In an essay in First Things titled The Sixties Again and Again George Weigel points to six events or "moments" which occurred in that lamentable decade which forever changed this nation and its people:

Taken together, these six moments suggest that something of enduring consequence happened to liberal politics, and thus to American political culture, during the Sixties. A politics of reason gave way to a politics of emotion and flirted with the politics of irrationality; the claims of moral reason were displaced by moralism; the notion that all men and women were called to live lives of responsibility was displaced by the notion that some people were, by reason of birth, victims; patriotism became suspect, to be replaced by a vague internationalism; democratic persuasion was displaced by judicial activism. Each of these consequences is much with us today. What one thinks about them defines the substratum of the politics of 2008, the issues-beneath-the-issues.

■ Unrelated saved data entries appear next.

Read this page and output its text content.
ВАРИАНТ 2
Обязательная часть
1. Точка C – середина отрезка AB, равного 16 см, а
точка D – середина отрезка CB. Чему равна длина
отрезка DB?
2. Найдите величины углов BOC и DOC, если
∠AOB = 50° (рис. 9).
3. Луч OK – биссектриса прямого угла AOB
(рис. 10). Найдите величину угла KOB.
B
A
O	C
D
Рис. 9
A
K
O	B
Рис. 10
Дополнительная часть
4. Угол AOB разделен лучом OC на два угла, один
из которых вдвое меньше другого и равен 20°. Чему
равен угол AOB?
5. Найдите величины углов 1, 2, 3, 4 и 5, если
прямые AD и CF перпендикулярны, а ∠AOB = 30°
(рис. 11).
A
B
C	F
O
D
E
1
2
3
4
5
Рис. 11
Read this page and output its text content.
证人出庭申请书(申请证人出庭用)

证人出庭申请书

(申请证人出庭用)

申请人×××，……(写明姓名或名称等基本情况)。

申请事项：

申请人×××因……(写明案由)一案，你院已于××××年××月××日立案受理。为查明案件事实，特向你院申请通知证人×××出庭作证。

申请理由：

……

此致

You'll have to read Weigel's essay to find out what those six moments were.

If reading about the sixties is more than you can think you can bear, take heart, it could be worse. The article could have been about the seventies. Perhaps the only decade in America's history more nightmarish than the sixties was the one which came immediately after it.

Roe v. Wade, forced busing, Watergate, mile long lines at the pumps, the explosive growth of crime, government entitlements and divorce, My Lai and our ignominious retreat from southeast Asia, the string of court decisions which made many of our schools all but ungovernable, and on and on. For a good synopsis of this miserable but strangely fascinating period in our nation's history see David Frum's How We Got Here.